De qualquer forma, entre sinais de desaceleração econômica e evidências crescentes de que as tarifas e as deportações estão elevando os preços, ouve-se um burburinho sobre a possibilidade de estagflação – um termo que foi cunhado na Grã-Bretanha na década de 1960. Portanto, este parece ser um bom momento para escrever uma cartilha sobre o que é a estagflação e como ela afeta a vida das pessoas. E este é um problema particularmente difícil para os formuladores de políticas. Ora, os riscos de estagflação de longo prazo, que foi evitado por muitas décadas, estão se mostrando agora como sérios.

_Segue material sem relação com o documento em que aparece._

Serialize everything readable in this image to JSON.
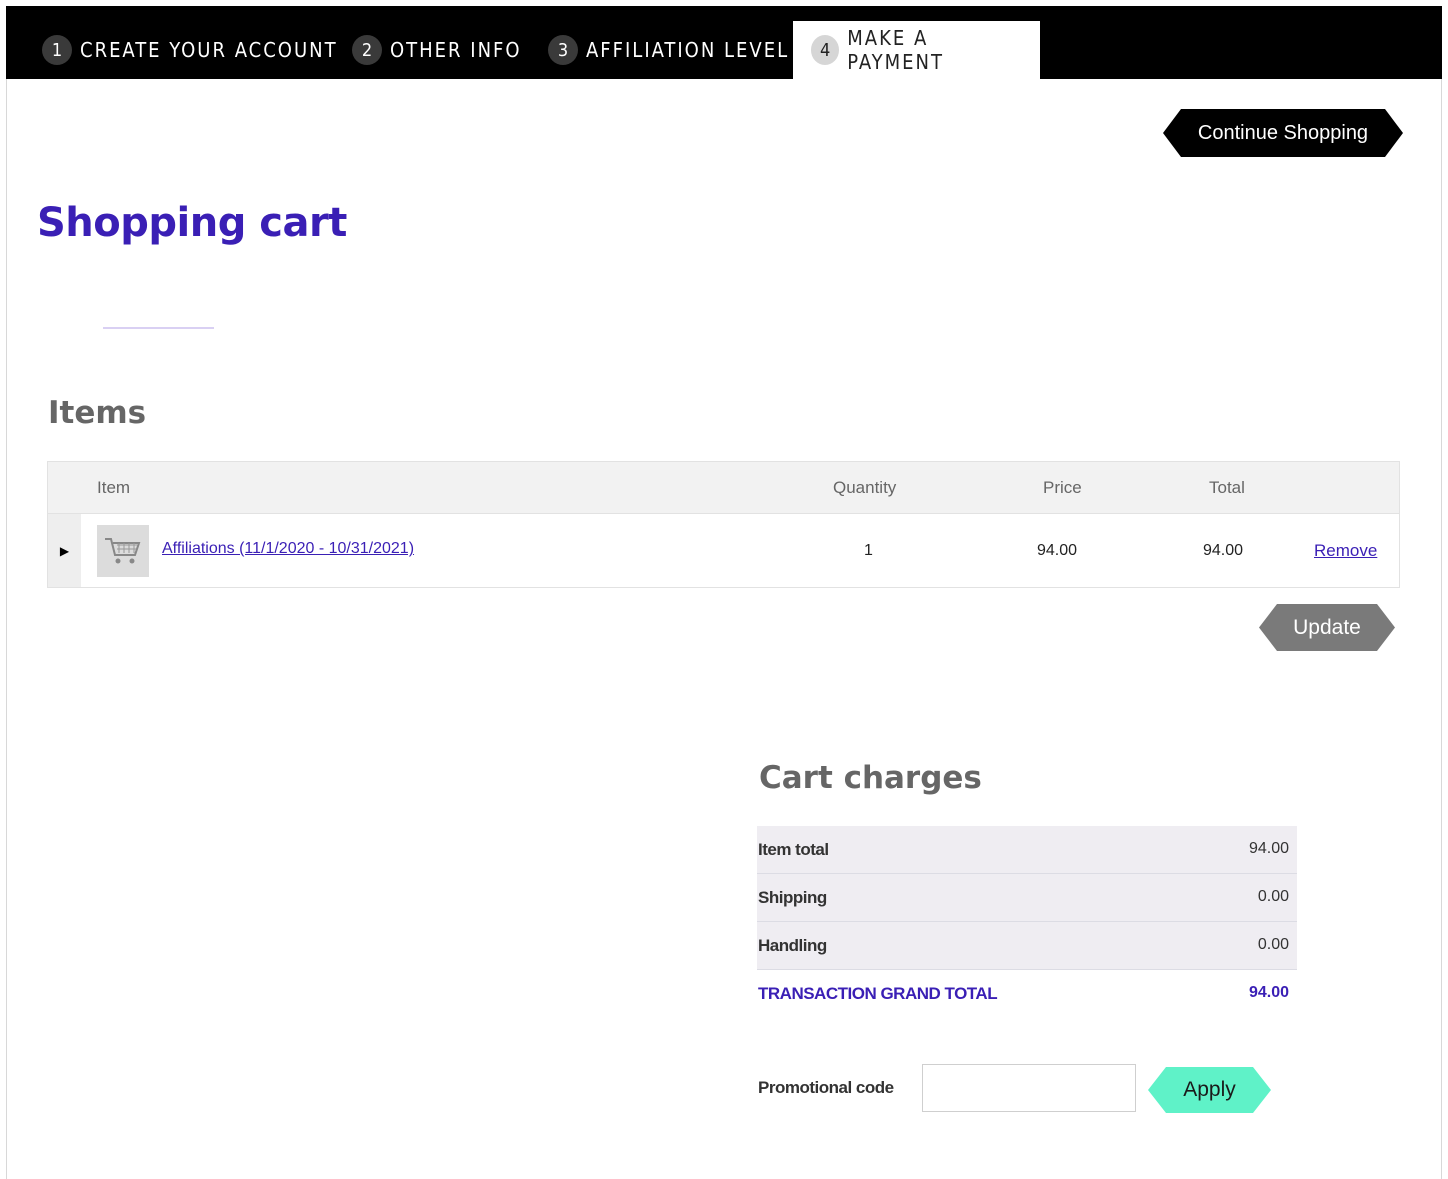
{
  "steps": [
    {
      "num": "1",
      "label": "CREATE YOUR ACCOUNT"
    },
    {
      "num": "2",
      "label": "OTHER INFO"
    },
    {
      "num": "3",
      "label": "AFFILIATION LEVEL"
    },
    {
      "num": "4",
      "label": "MAKE A PAYMENT"
    }
  ],
  "continue_label": "Continue Shopping",
  "page_title": "Shopping cart",
  "items": {
    "title": "Items",
    "headers": {
      "item": "Item",
      "quantity": "Quantity",
      "price": "Price",
      "total": "Total"
    },
    "rows": [
      {
        "name": "Affiliations (11/1/2020 - 10/31/2021)",
        "quantity": "1",
        "price": "94.00",
        "total": "94.00",
        "remove": "Remove"
      }
    ],
    "expander_icon": "triangle-right-icon",
    "thumb_icon": "cart-icon",
    "update_label": "Update"
  },
  "charges": {
    "title": "Cart charges",
    "rows": [
      {
        "label": "Item total",
        "value": "94.00"
      },
      {
        "label": "Shipping",
        "value": "0.00"
      },
      {
        "label": "Handling",
        "value": "0.00"
      }
    ],
    "grand_label": "TRANSACTION GRAND TOTAL",
    "grand_value": "94.00"
  },
  "promo": {
    "label": "Promotional code",
    "value": "",
    "apply_label": "Apply"
  },
  "colors": {
    "accent": "#3a1fb5",
    "apply": "#5ff2c8",
    "update": "#7a7a7a"
  }
}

Em sequência, serão abordados os seguintes pontos:

1. As estagflações que ocorreram – e as estagflações que não aconteceram;

2. A lógica de expectativas da estagflação;

3. Porque a “economia de Biden” não causou estagflação.

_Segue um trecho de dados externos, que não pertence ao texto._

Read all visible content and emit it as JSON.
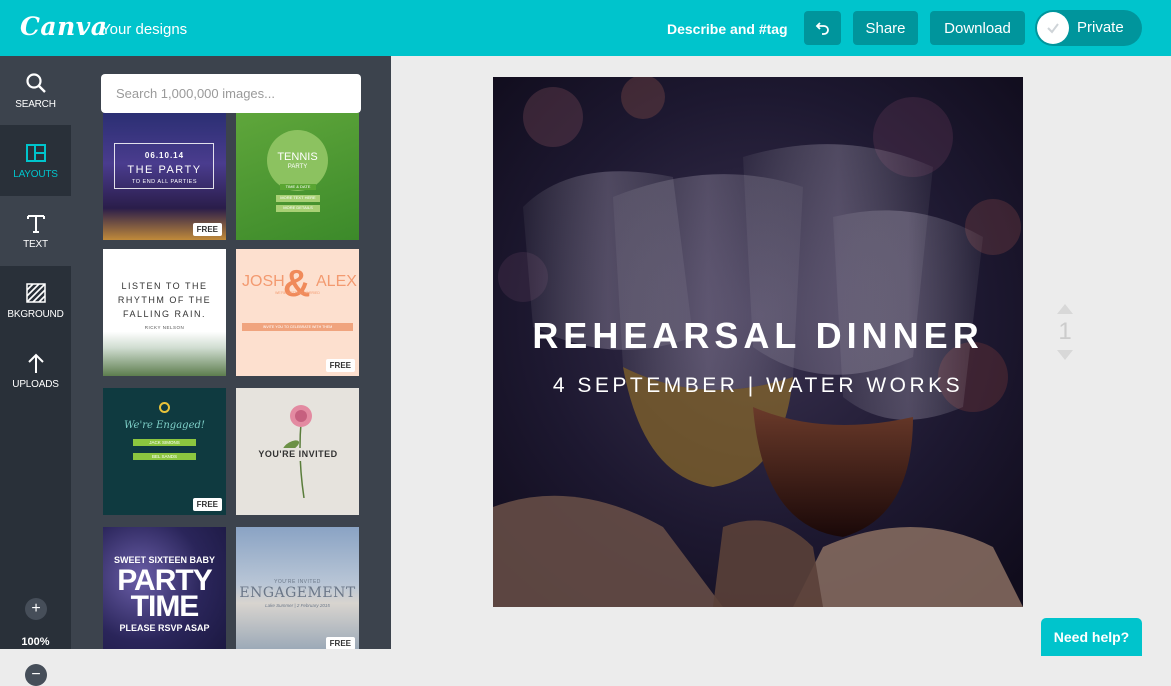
{
  "header": {
    "logo": "Canva",
    "your_designs": "Your designs",
    "describe": "Describe and #tag",
    "share": "Share",
    "download": "Download",
    "private": "Private"
  },
  "sidebar": {
    "items": [
      {
        "label": "SEARCH",
        "icon": "search-icon"
      },
      {
        "label": "LAYOUTS",
        "icon": "layouts-icon"
      },
      {
        "label": "TEXT",
        "icon": "text-icon"
      },
      {
        "label": "BKGROUND",
        "icon": "background-icon"
      },
      {
        "label": "UPLOADS",
        "icon": "upload-icon"
      }
    ],
    "zoom_level": "100%"
  },
  "panel": {
    "search_placeholder": "Search 1,000,000 images...",
    "templates": [
      {
        "lines": [
          "06.10.14",
          "THE PARTY",
          "TO END ALL PARTIES"
        ],
        "free": "FREE"
      },
      {
        "lines": [
          "TENNIS",
          "PARTY",
          "TIME & DATE",
          "MORE TEXT HERE",
          "MORE DETAILS"
        ]
      },
      {
        "lines": [
          "LISTEN TO THE",
          "RHYTHM OF THE",
          "FALLING RAIN.",
          "RICKY NELSON"
        ]
      },
      {
        "lines": [
          "JOSH",
          "&",
          "ALEX",
          "WE'RE GETTING MARRIED",
          "INVITE YOU TO CELEBRATE WITH THEM"
        ],
        "free": "FREE"
      },
      {
        "lines": [
          "We're Engaged!",
          "JACK SIMONS",
          "BEL SANDS"
        ],
        "free": "FREE"
      },
      {
        "lines": [
          "YOU'RE INVITED"
        ]
      },
      {
        "lines": [
          "SWEET SIXTEEN BABY",
          "PARTY",
          "TIME",
          "PLEASE RSVP ASAP"
        ]
      },
      {
        "lines": [
          "YOU'RE INVITED",
          "ENGAGEMENT",
          "Lake Summer | 2 February 2015"
        ],
        "free": "FREE"
      }
    ]
  },
  "design": {
    "title": "REHEARSAL DINNER",
    "subtitle": "4 SEPTEMBER | WATER WORKS"
  },
  "page_nav": {
    "current": "1"
  },
  "help": "Need help?",
  "colors": {
    "accent": "#00c4cc",
    "accent_dark": "#00959c",
    "nav_bg": "#293039",
    "panel_bg": "#3c434d"
  }
}
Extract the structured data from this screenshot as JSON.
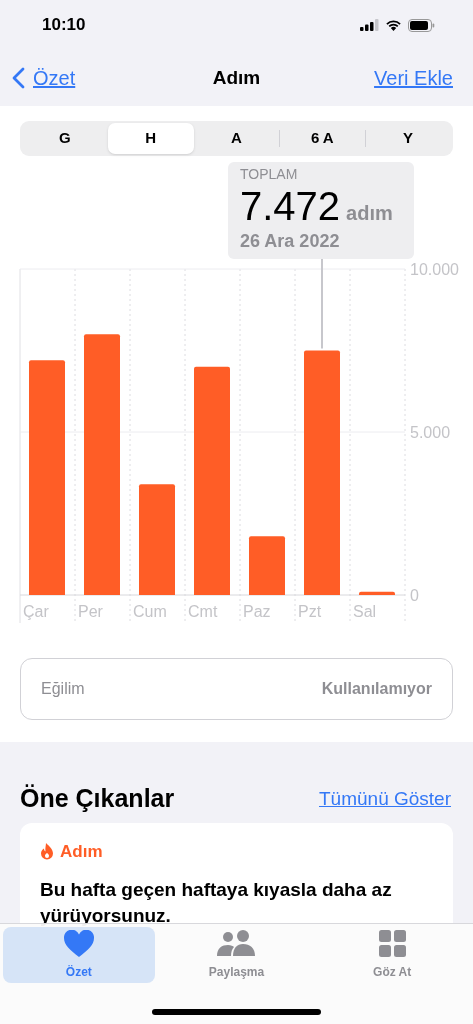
{
  "status_bar": {
    "time": "10:10"
  },
  "nav": {
    "back": "Özet",
    "title": "Adım",
    "action": "Veri Ekle"
  },
  "ranges": [
    {
      "label": "G",
      "selected": false
    },
    {
      "label": "H",
      "selected": true
    },
    {
      "label": "A",
      "selected": false
    },
    {
      "label": "6 A",
      "selected": false
    },
    {
      "label": "Y",
      "selected": false
    }
  ],
  "tooltip": {
    "title": "TOPLAM",
    "value": "7.472",
    "unit": "adım",
    "date": "26 Ara 2022"
  },
  "chart_data": {
    "type": "bar",
    "categories": [
      "Çar",
      "Per",
      "Cum",
      "Cmt",
      "Paz",
      "Pzt",
      "Sal"
    ],
    "series": [
      {
        "color": "#ff5d26",
        "values": [
          7200,
          8000,
          3400,
          7000,
          1800,
          7500,
          100
        ]
      }
    ],
    "annotations": [
      {
        "x": "Pzt"
      }
    ],
    "ylim": [
      0,
      10000
    ],
    "yticks": [
      0,
      {
        "value": 5000,
        "label": "5.000"
      },
      {
        "value": 10000,
        "label": "10.000"
      }
    ]
  },
  "trend": {
    "label": "Eğilim",
    "value": "Kullanılamıyor"
  },
  "highlights": {
    "title": "Öne Çıkanlar",
    "link": "Tümünü Göster",
    "card": {
      "category": "Adım",
      "text": "Bu hafta geçen haftaya kıyasla daha az yürüyorsunuz."
    }
  },
  "tab_bar": [
    {
      "label": "Özet",
      "selected": true
    },
    {
      "label": "Paylaşma",
      "selected": false
    },
    {
      "label": "Göz At",
      "selected": false
    }
  ]
}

A Parte II, que ainda será publicada, voltar-se-á para a “economia de Trump”. Ela abordará a questão de saber se ela trará estagflação para a economia americana. Além disso, serão apresentadas algumas reflexões sobre como rastrear o desenvolvimento da economia se, como parece muito provável, o atual governo começar a suprimir e distorcer dados de que não gosta.

Estagflações possíveis e que ocorreram

Em julho de 2021, economistas do governo Biden, observando que a inflação dos EUA estava acelerando à medida que a economia se recuperava da Covid, publicaram um artigo que buscava interpretar esse aumento da inflação à luz da história. A questão na mente de todos eles era se esse surto de inflação terminaria com um “pouso suave” ou com anos de estagflação dolorosa – uma combinação de inflação persistente e alto desemprego.

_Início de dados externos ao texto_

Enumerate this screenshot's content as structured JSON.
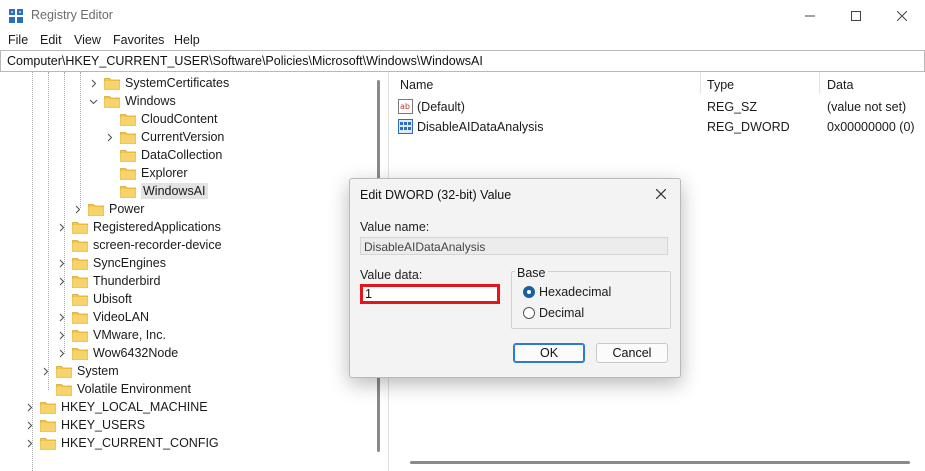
{
  "window": {
    "title": "Registry Editor"
  },
  "menu": [
    "File",
    "Edit",
    "View",
    "Favorites",
    "Help"
  ],
  "address": "Computer\\HKEY_CURRENT_USER\\Software\\Policies\\Microsoft\\Windows\\WindowsAI",
  "tree": [
    {
      "label": "SystemCertificates",
      "level": 4,
      "chevron": "right"
    },
    {
      "label": "Windows",
      "level": 4,
      "chevron": "down"
    },
    {
      "label": "CloudContent",
      "level": 5,
      "chevron": "none"
    },
    {
      "label": "CurrentVersion",
      "level": 5,
      "chevron": "right"
    },
    {
      "label": "DataCollection",
      "level": 5,
      "chevron": "none"
    },
    {
      "label": "Explorer",
      "level": 5,
      "chevron": "none"
    },
    {
      "label": "WindowsAI",
      "level": 5,
      "chevron": "none",
      "selected": true
    },
    {
      "label": "Power",
      "level": 3,
      "chevron": "right"
    },
    {
      "label": "RegisteredApplications",
      "level": 2,
      "chevron": "right"
    },
    {
      "label": "screen-recorder-device",
      "level": 2,
      "chevron": "none"
    },
    {
      "label": "SyncEngines",
      "level": 2,
      "chevron": "right"
    },
    {
      "label": "Thunderbird",
      "level": 2,
      "chevron": "right"
    },
    {
      "label": "Ubisoft",
      "level": 2,
      "chevron": "none"
    },
    {
      "label": "VideoLAN",
      "level": 2,
      "chevron": "right"
    },
    {
      "label": "VMware, Inc.",
      "level": 2,
      "chevron": "right"
    },
    {
      "label": "Wow6432Node",
      "level": 2,
      "chevron": "right"
    },
    {
      "label": "System",
      "level": 1,
      "chevron": "right"
    },
    {
      "label": "Volatile Environment",
      "level": 1,
      "chevron": "none"
    },
    {
      "label": "HKEY_LOCAL_MACHINE",
      "level": 0,
      "chevron": "right"
    },
    {
      "label": "HKEY_USERS",
      "level": 0,
      "chevron": "right"
    },
    {
      "label": "HKEY_CURRENT_CONFIG",
      "level": 0,
      "chevron": "right"
    }
  ],
  "list": {
    "columns": [
      "Name",
      "Type",
      "Data"
    ],
    "rows": [
      {
        "icon": "string-value-icon",
        "name": "(Default)",
        "type": "REG_SZ",
        "data": "(value not set)"
      },
      {
        "icon": "dword-value-icon",
        "name": "DisableAIDataAnalysis",
        "type": "REG_DWORD",
        "data": "0x00000000 (0)"
      }
    ]
  },
  "dialog": {
    "title": "Edit DWORD (32-bit) Value",
    "value_name_label": "Value name:",
    "value_name": "DisableAIDataAnalysis",
    "value_data_label": "Value data:",
    "value_data": "1",
    "base_label": "Base",
    "base_options": [
      "Hexadecimal",
      "Decimal"
    ],
    "base_selected": "Hexadecimal",
    "ok_label": "OK",
    "cancel_label": "Cancel"
  },
  "colors": {
    "highlight_border": "#e3171b",
    "folder": "#f3c64b",
    "accent": "#1a5fa0"
  }
}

O artigo não se mostrou tão presciente quanto se julgou no início: os economistas que o escreveram claramente subestimaram o quão alta a inflação chegaria ao alcançar o pico um ano depois. Porém, após quatro anos, é possível ver que eles fizeram uma previsão correta: a inflação acima do normal dos anos Biden acabou terminando com um pouso suave. Em 2024, a inflação havia diminuído, a economia estava crescendo e o desemprego estava em níveis historicamente baixos.

Aqui está a sua história no período que vai do pós-guerra até agora, contada por meio de um gráfico[1]:

Para a maioria dos americanos, a palavra “inflação” invoca os aumentos de preços da década de 1970 (descrito como episódio 4 no gráfico). Este movimento culminou não apenas com inflação, mas também de alto desemprego – isto é, com estagflação. Esse fenômeno impõe um peso considerável sobre os consumidores, uma vez que ficam pressionados tanto pela falta de empregos como pelo aumento dos preços. É, pois, compreensível que tenha surgiu uma grande angústia sobre a economia pós-Covid de 2021, pois se temia que a estagnação poderia voltar.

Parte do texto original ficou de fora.